Soultana Maria Valamioti
En Grèce, l’orge était une culture fondamentale des premiers agriculteurs et éleveurs dès le VIe millénaire avant J.-C. Le kriti des Grecs anciens est l’orge actuel en grec moderne. L’une des façons de cuisiner le blé dans la Grèce antique était sous forme de bouillie, connue sous le nom de ptisani. La ptisani, réputée dans l’Antiquité pour ses propriétés curatives, comme en témoignent les textes d’Hippocrate (Ve siècle av. J.-C.), était à base de ptisani, un ingrédient composé de graines d’orge transformées. Comme nous l’apprenons dans les Geoponika (Xe siècle après J.-C.), la ptisani, ingrédient entrant dans la préparation de la bouillie, était constituée de graines d’orge mouillées dans de l’eau dans un rapport de 1 pour 10, puis broyées pour enlever leur enveloppe, séchées au soleil et conservées avec du sel et une partie de leur enveloppe. Galien (IIe siècle av. J.-C.) décrit en détail la fabrication de la ptisani dans deux de ses ouvrages, Peri ptisani et Sur la faculté des aliments. La base du succès de la ptisani était l’approvisionnement en orge d’excellente qualité. Celui-ci devait ensuite être tamisé pour éliminer les parties charnues et bouilli dans de l’eau de très bonne qualité. Il fallait ensuite le laisser tremper pendant un certain temps et le frotter à la main, de préférence avec quelque chose de dur, afin d’éliminer autant que possible les parties fibreuses du grain. Ensuite, ces graines propres étaient bouillies dans de l’eau, d’abord à feu vif, puis, une fois qu’elles avaient suffisamment gonflé, elles devaient mijoter jusqu’à obtenir une bouillie épaisse.
Les textes anciens, à l’exception de ceux traitant de médecine, font rarement référence à la ptisane.
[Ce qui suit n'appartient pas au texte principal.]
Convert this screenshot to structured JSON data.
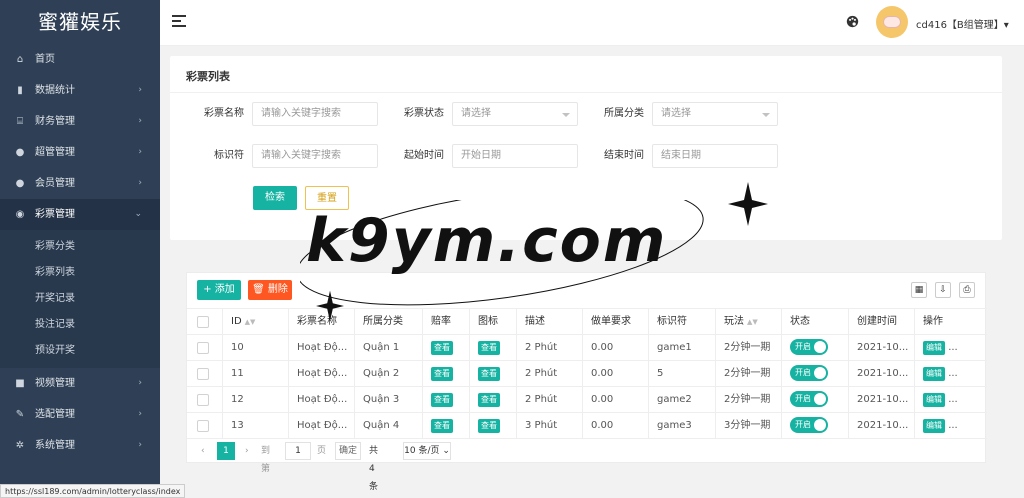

On la rencontre parfois dans les vers de poètes comiques tels qu’Aristophane (Ve-IVe siècle av. J.-C.) dans des listes d’aliments et dans la parodie d’une recette médicale d’Alexis (IVe-IIIe siècle av. J.-C.). D’autres textes nous apprennent que la ptisani était un aliment courant, bon marché, accessible à tous, comme le mentionne Ménandre dans son œuvre l’Arbitrage (IVe-IIIe siècle av. J.-C.), un plat courant pour les personnes âgées, comme semble l’indiquer l’orateur Démade (IVe siècle av. J.-C.).
Malgré les nombreuses soupes qu’elle propose, la cuisine traditionnelle grecque semble avoir perdu cette recette thérapeutique et très courante de la Grèce antique, à base de deux ingrédients, à savoir une céréale primitive et de l’eau. Aujourd’hui, on trouve dans les cuisines locales des soupes contenant du blé concassé dans diverses combinaisons.
Image 1: Grain de blé carbonisé provenant de Dion en Macédoine, IVe siècle après J.-C. (photo S.M. Valamoti, tirée de Valamoti, Fyntikoglou, Symponis 2022).